The members of the United Nations Palestine Conciliation Commission held a private meeting today but adjourned without making any announcement. It is understood that the Commission has not decided as yet whether to draft a report on its current talks with the Israelis and the Arabs to be submitted in time for the opening here of the U.N. General Assembly on November 6, or whether to wait for a later date in the hope that so me progress may be made mean while in the negotiations.
The Commission has been urging a mutual release by Israel and the Arab states of blocked accounts, mutual cancellation of war damage claims, repatriation of Arab refugees to Israel, so fare as possible, and an Arab-Israel conference on a list of other issues.
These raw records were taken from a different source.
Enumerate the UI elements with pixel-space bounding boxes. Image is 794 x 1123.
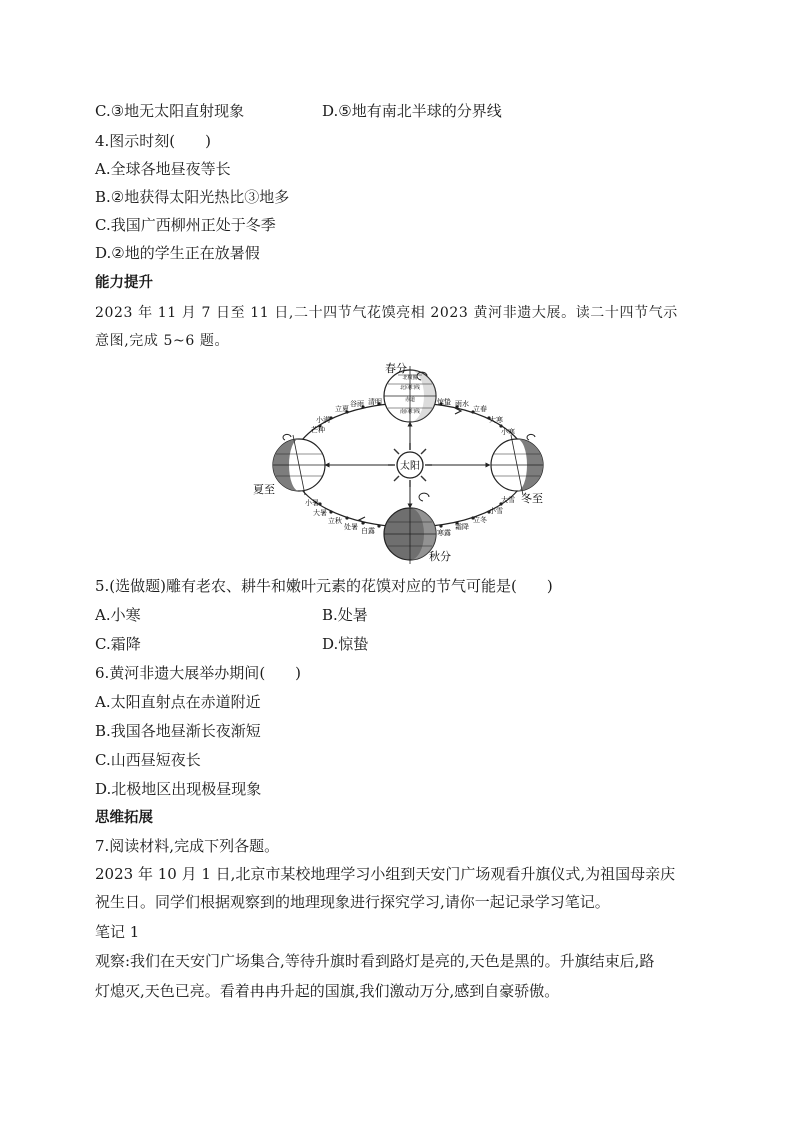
note-title: 笔记 1 bbox=[95, 923, 140, 941]
q6-stem: 6.黄河非遗大展举办期间( ) bbox=[95, 664, 302, 682]
term-label: 立冬 bbox=[473, 516, 487, 524]
rotation-arrow-icon bbox=[283, 434, 291, 440]
q5-option-a: A.小寒 bbox=[95, 606, 141, 624]
term-label: 小暑 bbox=[305, 499, 319, 507]
q5-option-c: C.霜降 bbox=[95, 635, 141, 653]
term-label: 立夏 bbox=[335, 405, 349, 413]
q4-option-d: D.②地的学生正在放暑假 bbox=[95, 244, 260, 262]
section-heading-thinking: 思维拓展 bbox=[95, 810, 153, 826]
intro-line-1: 2023 年 11 月 7 日至 11 日,二十四节气花馍亮相 2023 黄河非遗大展。读二十四节气示 bbox=[95, 305, 678, 321]
q7-stem: 7.阅读材料,完成下列各题。 bbox=[95, 837, 280, 855]
rotation-arrow-icon bbox=[527, 434, 535, 440]
sun-label: 太阳 bbox=[400, 461, 420, 472]
autumn-equinox-label: 秋分 bbox=[429, 550, 451, 563]
term-label: 寒露 bbox=[437, 529, 451, 537]
term-label: 惊蛰 bbox=[437, 398, 451, 406]
summer-solstice-label: 夏至 bbox=[253, 483, 275, 496]
q6-option-b: B.我国各地昼渐长夜渐短 bbox=[95, 722, 261, 740]
term-label: 大暑 bbox=[313, 509, 327, 517]
term-label: 小雪 bbox=[489, 507, 503, 515]
spring-equinox-label: 春分 bbox=[385, 362, 407, 375]
term-label: 立春 bbox=[473, 405, 487, 413]
term-label: 大寒 bbox=[489, 416, 503, 424]
globe-label: 赤道 bbox=[404, 397, 416, 403]
rotation-arrow-icon bbox=[419, 493, 429, 501]
q4-option-b: B.②地获得太阳光热比③地多 bbox=[95, 188, 290, 206]
term-label: 处暑 bbox=[344, 523, 358, 531]
q6-option-c: C.山西昼短夜长 bbox=[95, 751, 201, 769]
globe-spring-equinox bbox=[384, 366, 436, 426]
term-label: 霜降 bbox=[455, 523, 469, 531]
q6-option-a: A.太阳直射点在赤道附近 bbox=[95, 693, 261, 711]
term-label: 谷雨 bbox=[350, 400, 364, 408]
q3-option-d: D.⑤地有南北半球的分界线 bbox=[322, 102, 502, 120]
term-label: 小满 bbox=[316, 416, 330, 424]
term-label: 雨水 bbox=[455, 400, 469, 408]
term-label: 白露 bbox=[361, 527, 375, 535]
globe-label: 南回归线 bbox=[399, 409, 421, 415]
winter-solstice-label: 冬至 bbox=[521, 492, 543, 505]
q6-option-d: D.北极地区出现极昼现象 bbox=[95, 780, 262, 798]
q5-option-b: B.处暑 bbox=[322, 606, 368, 624]
observation-line-1: 观察:我们在天安门广场集合,等待升旗时看到路灯是亮的,天色是黑的。升旗结束后,路 bbox=[95, 952, 655, 970]
solar-terms-diagram bbox=[253, 362, 555, 566]
term-label: 立秋 bbox=[328, 517, 342, 525]
q5-option-d: D.惊蛰 bbox=[322, 635, 369, 653]
q3-option-c: C.③地无太阳直射现象 bbox=[95, 102, 245, 120]
section-heading-ability: 能力提升 bbox=[95, 275, 153, 291]
q4-stem: 4.图示时刻( ) bbox=[95, 132, 212, 150]
globe-label: 北极圈 bbox=[402, 375, 418, 381]
globe-label: 北回归线 bbox=[399, 385, 421, 391]
q5-stem: 5.(选做题)雕有老农、耕牛和嫩叶元素的花馍对应的节气可能是( ) bbox=[95, 577, 553, 595]
intro-line-2: 意图,完成 5~6 题。 bbox=[95, 333, 230, 349]
term-label: 大雪 bbox=[501, 496, 515, 504]
term-label: 芒种 bbox=[311, 426, 325, 434]
term-label: 清明 bbox=[368, 398, 382, 406]
globe-winter-solstice bbox=[491, 435, 543, 495]
term-label: 小寒 bbox=[501, 428, 515, 436]
q7-material-line-2: 祝生日。同学们根据观察到的地理现象进行探究学习,请你一起记录学习笔记。 bbox=[95, 893, 610, 911]
observation-line-2: 灯熄灭,天色已亮。看着冉冉升起的国旗,我们激动万分,感到自豪骄傲。 bbox=[95, 982, 560, 1000]
globe-summer-solstice bbox=[273, 435, 325, 495]
q4-option-a: A.全球各地昼夜等长 bbox=[95, 160, 231, 178]
q7-material-line-1: 2023 年 10 月 1 日,北京市某校地理学习小组到天安门广场观看升旗仪式,为祖国母亲庆 bbox=[95, 865, 676, 883]
q4-option-c: C.我国广西柳州正处于冬季 bbox=[95, 216, 276, 234]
Israel notified the Commission that it will not negotiate with the Arab states here because their “goodwill” reply to the Commission’s request for a declaration of non-aggressive intentions was inadequate and even short of previous Arab commitments.
Maurice Fisher, head of the Israeli delegation at the talks here, emphasized today that in refusing to negotiate with the Arabs until they pledge not to commit any hostile acts against the Jewish state, Israel is not breaking off the talks, “Israel could not enter into direct or indirect negotiations until the Arabs reaffirm what they already signed,” he declared, “but the Israeli delegation desires to cooperate with the Conciliation Commission and is ready to examine any question with it as a United Nations organization.”
The Commission may be faced with what it has never officially recognized –that there are two conference going on in Paris, one with the Arabs and another with the Jews. The Israelis have carefully refrained from any controversy with the Commission and have carefully not made public their second letter to the Commission protesting the Arab attitude, nor have they revealed all of their statements to the Commission.
The next move is for the Commission and Israel to consider the impact of the new basis on which the talks will be held. It is not yet clear what questions Israel can discuss with the Commission but it is obvious that the Commission’s five-point plan which concerns the revision of the armistice agreements cannot a this time be considered because it involves an agenda for specific negotiations.